L’homme fascine et polarise. Pour les uns, il est arrogant, obsédé par le succès et l’argent, impitoyable. Pour les autres, il est serviable, humain, voire un brin sentimental. Depuis qu’a éclaté le scandale qui porte son nom, on connaît un troisième Uli Hoeness : l’intrépide, presque l’irresponsable, qui, des années durant, a jonglé en Bourse avec les millions, comme on joue au Monopoly. Mardi s’ouvrira à Munich son procès pour évasion et fraude fiscale.
Uli Hoeness, patron du Bayern Munich, roi de la saucisse et boursicoteur pathologique, risque jusqu’à dix ans de prison pour avoir dissimulé au fisc allemand 30 millions d’euros de gains boursiers via un compte en Suisse. L’acte d’accusation est lourd. Le procureur est convaincu que le patron du club de foot a, pendant des années, détenu un compte en Suisse uniquement destiné à assouvir sa passion du jeu.
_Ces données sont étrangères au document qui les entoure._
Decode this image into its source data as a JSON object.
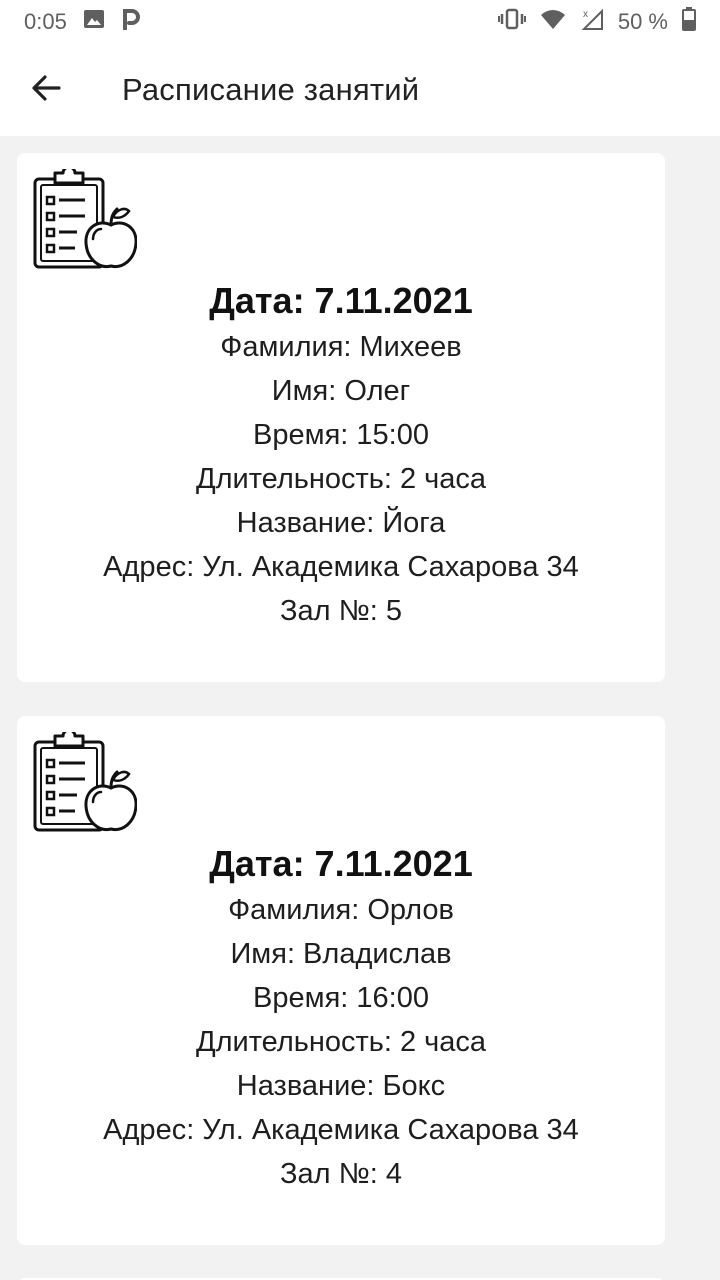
{
  "status_bar": {
    "time": "0:05",
    "battery": "50 %",
    "icons": [
      "image-icon",
      "p-app-icon",
      "vibrate-icon",
      "wifi-icon",
      "no-signal-icon",
      "battery-icon"
    ]
  },
  "app_bar": {
    "title": "Расписание занятий",
    "back_icon": "arrow-back-icon"
  },
  "cards": [
    {
      "icon": "clipboard-apple-icon",
      "date": "Дата: 7.11.2021",
      "surname": "Фамилия: Михеев",
      "name": "Имя: Олег",
      "time": "Время: 15:00",
      "duration": "Длительность: 2 часа",
      "title": "Название: Йога",
      "address": "Адрес: Ул. Академика Сахарова 34",
      "hall": "Зал №: 5"
    },
    {
      "icon": "clipboard-apple-icon",
      "date": "Дата: 7.11.2021",
      "surname": "Фамилия: Орлов",
      "name": "Имя: Владислав",
      "time": "Время: 16:00",
      "duration": "Длительность: 2 часа",
      "title": "Название: Бокс",
      "address": "Адрес: Ул. Академика Сахарова 34",
      "hall": "Зал №: 4"
    }
  ]
}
Selon les déclarations du ministère public, Uli Hoeness est au bord de la faillite au début des années 2000 lorsqu’éclate la première bulle spéculative du siècle. En 2001, pour se «remettre», il se fait prêter 25 millions de Mark (5 millions en cash, 20 de caution) par son ami Robert Louis-Dreyfus, alors patron d’Adidas. L’argent - placé sur un compte en Suisse - ne sera utilisé que pour spéculer. Avec un certain succès : entre 2003 et 2010, Hoeness a réalisé 30 millions d’euros de gains et il n’aurait pas hésité à miser, sur un seul coup, jusqu’à plus de 100 millions.